A Certain Smile
- First US edition
- Author: Françoise Sagan
- Original title: Un Certain Sourire
- Translator: Anne Green
- Cover artist: Catherine Denvir
- Language: French
- Genre: Romance novel
- Publisher: E. P. Dutton (US)
- Publication place: France
- Published in English: 1956; 70 years ago
- Preceded by: Bonjour Tristesse
- Followed by: Dans un mois, dans un an

= A Certain Smile =

1956 novel by Françoise Sagan

A Certain Smile was originally published in French as Un certain sourire by the Paris publisher Juillard in 1956. It was the second novel by Françoise Sagan and was written in two months. Two translations into English then followed in 1956. That by Anne Green was published by E.P. Dutton in New York and that by Irene Ash was published by John Murray in London, followed in the same year by a Penguin Books paperback edition. The story is related by a Parisian student who has an experimental love affair with a much older man.

==Plot==
Dominique is a sophisticated twenty-year-old law student at the Sorbonne in mid-1950s Paris who is introduced by her lover Bertrand to his uncle and aunt, the worldly businessman Luc and his wife Françoise. Both Luc and Dominique are aware of their mutual attraction from the beginning, but Dominique holds off for fear of hurting both Bertrand and Françoise. The latter has become close to Dominique, relating to her almost as a mother, buying her presents and using the familiar form tu with her.

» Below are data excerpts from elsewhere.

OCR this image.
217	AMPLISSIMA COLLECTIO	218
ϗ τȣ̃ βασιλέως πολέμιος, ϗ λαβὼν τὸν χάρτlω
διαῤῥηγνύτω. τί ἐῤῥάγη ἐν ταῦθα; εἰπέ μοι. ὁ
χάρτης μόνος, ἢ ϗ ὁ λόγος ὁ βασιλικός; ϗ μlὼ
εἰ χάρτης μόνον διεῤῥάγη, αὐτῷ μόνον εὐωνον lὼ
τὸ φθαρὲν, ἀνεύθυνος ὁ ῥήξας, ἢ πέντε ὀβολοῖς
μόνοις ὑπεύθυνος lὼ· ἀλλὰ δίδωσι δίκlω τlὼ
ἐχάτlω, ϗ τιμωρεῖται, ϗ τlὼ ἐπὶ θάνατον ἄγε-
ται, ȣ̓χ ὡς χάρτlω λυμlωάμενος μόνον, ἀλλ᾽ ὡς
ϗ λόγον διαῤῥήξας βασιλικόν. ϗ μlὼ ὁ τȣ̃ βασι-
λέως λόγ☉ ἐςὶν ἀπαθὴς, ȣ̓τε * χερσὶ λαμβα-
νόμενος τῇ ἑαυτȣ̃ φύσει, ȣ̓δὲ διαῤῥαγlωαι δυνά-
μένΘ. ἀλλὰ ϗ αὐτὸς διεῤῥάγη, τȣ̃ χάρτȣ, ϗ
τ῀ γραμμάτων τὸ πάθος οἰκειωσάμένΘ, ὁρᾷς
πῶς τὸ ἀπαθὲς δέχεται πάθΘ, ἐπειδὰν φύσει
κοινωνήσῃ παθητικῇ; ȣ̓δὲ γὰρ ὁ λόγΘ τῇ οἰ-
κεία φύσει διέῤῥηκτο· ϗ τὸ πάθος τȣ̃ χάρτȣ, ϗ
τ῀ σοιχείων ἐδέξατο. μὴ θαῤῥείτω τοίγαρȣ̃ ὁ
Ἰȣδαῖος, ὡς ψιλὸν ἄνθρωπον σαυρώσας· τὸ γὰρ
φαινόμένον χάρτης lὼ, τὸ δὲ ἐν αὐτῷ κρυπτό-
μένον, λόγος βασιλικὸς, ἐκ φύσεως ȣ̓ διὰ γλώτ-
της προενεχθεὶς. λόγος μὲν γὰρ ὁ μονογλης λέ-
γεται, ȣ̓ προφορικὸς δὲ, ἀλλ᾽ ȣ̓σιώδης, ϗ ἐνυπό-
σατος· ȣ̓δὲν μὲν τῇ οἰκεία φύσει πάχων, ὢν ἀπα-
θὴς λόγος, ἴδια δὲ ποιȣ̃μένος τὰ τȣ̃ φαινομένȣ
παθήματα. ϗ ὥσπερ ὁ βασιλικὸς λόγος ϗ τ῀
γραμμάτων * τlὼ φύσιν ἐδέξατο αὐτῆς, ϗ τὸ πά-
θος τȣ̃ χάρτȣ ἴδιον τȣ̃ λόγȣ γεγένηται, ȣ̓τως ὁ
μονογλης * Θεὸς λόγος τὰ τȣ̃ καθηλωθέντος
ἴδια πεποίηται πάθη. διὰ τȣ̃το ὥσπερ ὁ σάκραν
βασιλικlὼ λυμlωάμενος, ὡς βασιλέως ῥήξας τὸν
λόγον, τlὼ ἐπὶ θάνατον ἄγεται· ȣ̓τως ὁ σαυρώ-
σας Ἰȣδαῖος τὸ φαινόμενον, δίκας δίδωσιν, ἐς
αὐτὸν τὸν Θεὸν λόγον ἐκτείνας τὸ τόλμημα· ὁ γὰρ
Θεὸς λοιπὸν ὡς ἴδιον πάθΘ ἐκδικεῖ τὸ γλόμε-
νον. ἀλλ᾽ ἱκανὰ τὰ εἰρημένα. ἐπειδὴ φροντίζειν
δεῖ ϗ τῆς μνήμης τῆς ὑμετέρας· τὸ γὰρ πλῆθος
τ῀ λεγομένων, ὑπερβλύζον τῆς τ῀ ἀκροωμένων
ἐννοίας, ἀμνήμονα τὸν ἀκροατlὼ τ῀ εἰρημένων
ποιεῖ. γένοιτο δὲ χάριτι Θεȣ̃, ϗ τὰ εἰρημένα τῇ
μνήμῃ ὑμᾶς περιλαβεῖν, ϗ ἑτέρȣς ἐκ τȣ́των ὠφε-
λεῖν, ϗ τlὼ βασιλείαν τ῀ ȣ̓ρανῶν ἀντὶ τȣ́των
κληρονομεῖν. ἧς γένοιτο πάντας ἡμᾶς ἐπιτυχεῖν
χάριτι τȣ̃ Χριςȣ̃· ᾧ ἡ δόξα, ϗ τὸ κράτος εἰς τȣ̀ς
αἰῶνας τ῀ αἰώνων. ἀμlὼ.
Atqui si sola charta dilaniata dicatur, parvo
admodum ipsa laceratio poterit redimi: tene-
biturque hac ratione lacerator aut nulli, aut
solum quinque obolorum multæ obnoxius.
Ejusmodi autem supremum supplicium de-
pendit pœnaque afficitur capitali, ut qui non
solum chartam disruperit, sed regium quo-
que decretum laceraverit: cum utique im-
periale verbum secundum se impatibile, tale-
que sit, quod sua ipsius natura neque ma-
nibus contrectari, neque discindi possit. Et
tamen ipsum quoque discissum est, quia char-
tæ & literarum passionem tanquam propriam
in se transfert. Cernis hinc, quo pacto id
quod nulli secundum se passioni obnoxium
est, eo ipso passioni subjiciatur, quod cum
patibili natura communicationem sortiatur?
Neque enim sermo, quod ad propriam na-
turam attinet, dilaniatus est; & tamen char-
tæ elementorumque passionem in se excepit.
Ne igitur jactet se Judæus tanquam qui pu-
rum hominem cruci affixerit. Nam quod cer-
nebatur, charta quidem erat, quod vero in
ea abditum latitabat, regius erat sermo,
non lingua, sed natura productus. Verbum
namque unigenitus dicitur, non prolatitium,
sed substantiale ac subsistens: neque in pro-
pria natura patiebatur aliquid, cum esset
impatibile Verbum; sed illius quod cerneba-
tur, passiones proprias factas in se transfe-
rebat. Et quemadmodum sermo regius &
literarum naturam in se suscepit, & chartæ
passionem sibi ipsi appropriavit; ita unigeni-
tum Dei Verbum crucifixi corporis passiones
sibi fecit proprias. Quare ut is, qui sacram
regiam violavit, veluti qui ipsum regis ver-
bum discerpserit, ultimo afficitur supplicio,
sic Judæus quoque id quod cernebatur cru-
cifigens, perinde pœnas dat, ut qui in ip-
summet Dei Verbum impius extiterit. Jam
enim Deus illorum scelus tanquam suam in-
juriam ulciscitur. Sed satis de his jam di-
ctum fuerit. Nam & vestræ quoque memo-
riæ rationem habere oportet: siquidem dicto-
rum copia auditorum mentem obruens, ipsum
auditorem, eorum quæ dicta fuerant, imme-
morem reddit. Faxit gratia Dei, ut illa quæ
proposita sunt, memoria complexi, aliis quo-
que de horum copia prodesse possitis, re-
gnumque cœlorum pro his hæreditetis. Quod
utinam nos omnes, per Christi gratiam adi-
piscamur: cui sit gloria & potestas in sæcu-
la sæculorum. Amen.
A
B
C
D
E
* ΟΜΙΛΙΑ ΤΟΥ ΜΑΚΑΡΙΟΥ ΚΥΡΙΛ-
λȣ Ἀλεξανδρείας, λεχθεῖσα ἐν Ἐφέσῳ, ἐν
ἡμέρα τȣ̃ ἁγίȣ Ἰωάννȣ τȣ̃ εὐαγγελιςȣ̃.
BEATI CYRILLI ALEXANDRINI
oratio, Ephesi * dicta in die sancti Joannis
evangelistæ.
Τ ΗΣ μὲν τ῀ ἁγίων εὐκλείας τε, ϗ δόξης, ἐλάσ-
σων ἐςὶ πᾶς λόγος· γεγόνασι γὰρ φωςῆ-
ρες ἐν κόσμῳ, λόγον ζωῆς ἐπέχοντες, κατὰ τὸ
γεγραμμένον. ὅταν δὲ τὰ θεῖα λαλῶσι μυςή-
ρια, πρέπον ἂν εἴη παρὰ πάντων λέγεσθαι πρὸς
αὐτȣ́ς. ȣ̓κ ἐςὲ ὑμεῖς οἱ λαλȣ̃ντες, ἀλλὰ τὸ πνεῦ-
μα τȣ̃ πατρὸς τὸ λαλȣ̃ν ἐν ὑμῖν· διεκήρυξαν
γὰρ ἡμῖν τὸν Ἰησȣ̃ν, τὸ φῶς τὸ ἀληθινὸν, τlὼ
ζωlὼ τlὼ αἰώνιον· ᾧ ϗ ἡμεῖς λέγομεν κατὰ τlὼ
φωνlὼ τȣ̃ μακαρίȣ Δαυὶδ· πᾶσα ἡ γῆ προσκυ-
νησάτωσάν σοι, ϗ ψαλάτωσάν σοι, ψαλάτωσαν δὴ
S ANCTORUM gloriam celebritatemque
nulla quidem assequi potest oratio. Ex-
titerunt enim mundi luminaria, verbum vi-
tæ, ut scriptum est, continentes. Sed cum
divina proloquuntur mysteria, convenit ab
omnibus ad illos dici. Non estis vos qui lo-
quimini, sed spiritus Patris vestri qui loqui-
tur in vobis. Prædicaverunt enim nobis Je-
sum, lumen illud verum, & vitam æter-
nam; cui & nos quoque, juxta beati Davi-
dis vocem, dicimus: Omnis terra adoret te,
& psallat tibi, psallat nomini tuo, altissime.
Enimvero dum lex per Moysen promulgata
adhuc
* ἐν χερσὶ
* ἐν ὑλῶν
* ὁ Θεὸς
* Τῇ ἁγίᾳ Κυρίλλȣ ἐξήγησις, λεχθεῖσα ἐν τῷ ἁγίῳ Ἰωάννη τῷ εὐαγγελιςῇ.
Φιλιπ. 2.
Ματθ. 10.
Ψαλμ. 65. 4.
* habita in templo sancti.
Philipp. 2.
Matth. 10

Tiring of Bertrand, Dominique eventually decides on the experiment of accepting Luc's desire to make love to her and spends two weeks with him in a luxurious hotel in Cannes. Though she had promised herself not to fall in love with Luc, after their sexual separation and return to Paris, Dominique becomes obsessed with the memory of their past happiness and appeals to Luc not to end the affair. But for Luc their relationship had simply been a pleasant adventure and he can only pity Dominique's inexperience.

Meanwhile Catherine, a fellow student, has told Bertrand of Dominique's affair and he informs Dominique that he is not prepared to share her affections. Then Pierre, a family friend who had caught sight of Luc and Dominique together in Cannes, tells Françoise about it out of jealousy, breaking up their friendship. But after some months of misery, while Luc is away in the US on business, Dominique is reconciled with Françoise and accepts the transience of her sexual relationship. "But what of it?" she concludes, "I was a woman, I had loved a man. It was a simple story; there was nothing to make a fuss about." For the future she has the accepting friendship of Alain, another student she has met recently, who is more her intellectual equal.

==Background==
Sagan's novella reflects its author and the time when it was written. It is "studiedly young" and makes its appeal to a young readership under the thrall of the contemporary climate of existentialism (to which reference is made in the course of the story) and its moral ambivalence. Another study notes that the novel's appearance was followed by the even greater challenge to conventional morality in the film Et Dieu créa la femme, embodied in its star Brigitte Bardot. The book's amoral stance is that of the well-off middle class to which its author belonged, as conveyed through her deceptively simple narrative style. Thus it appeared in French intellectual terms, while the review in Time stated less sympathetically that "Sagan's prose is as disciplined as her characters are not... her novel is a petition in spiritual and emotional bankruptcy."

==Interpretations==
The novel's style was satirised by Jean Kerr in Harper's Bazaar in a 1956 parody titled "Toujours Tristesse." The short piece takes its beginning "After reading A Certain Smile by Françoise Sagan" and makes fun of the book's mood of melancholy boredom and amorality. The parody also later appeared in Kerr's 1957 collection of essays, Please Don't Eat the Daisies.

In 1958 there was a US film adaptation of Sagan's novel but it was only allowed to be made after substantial changes to the story. Sagan disapproved of it publicly, and even its director Jean Negulesco has admitted that there is "not much of Sagan" in the film.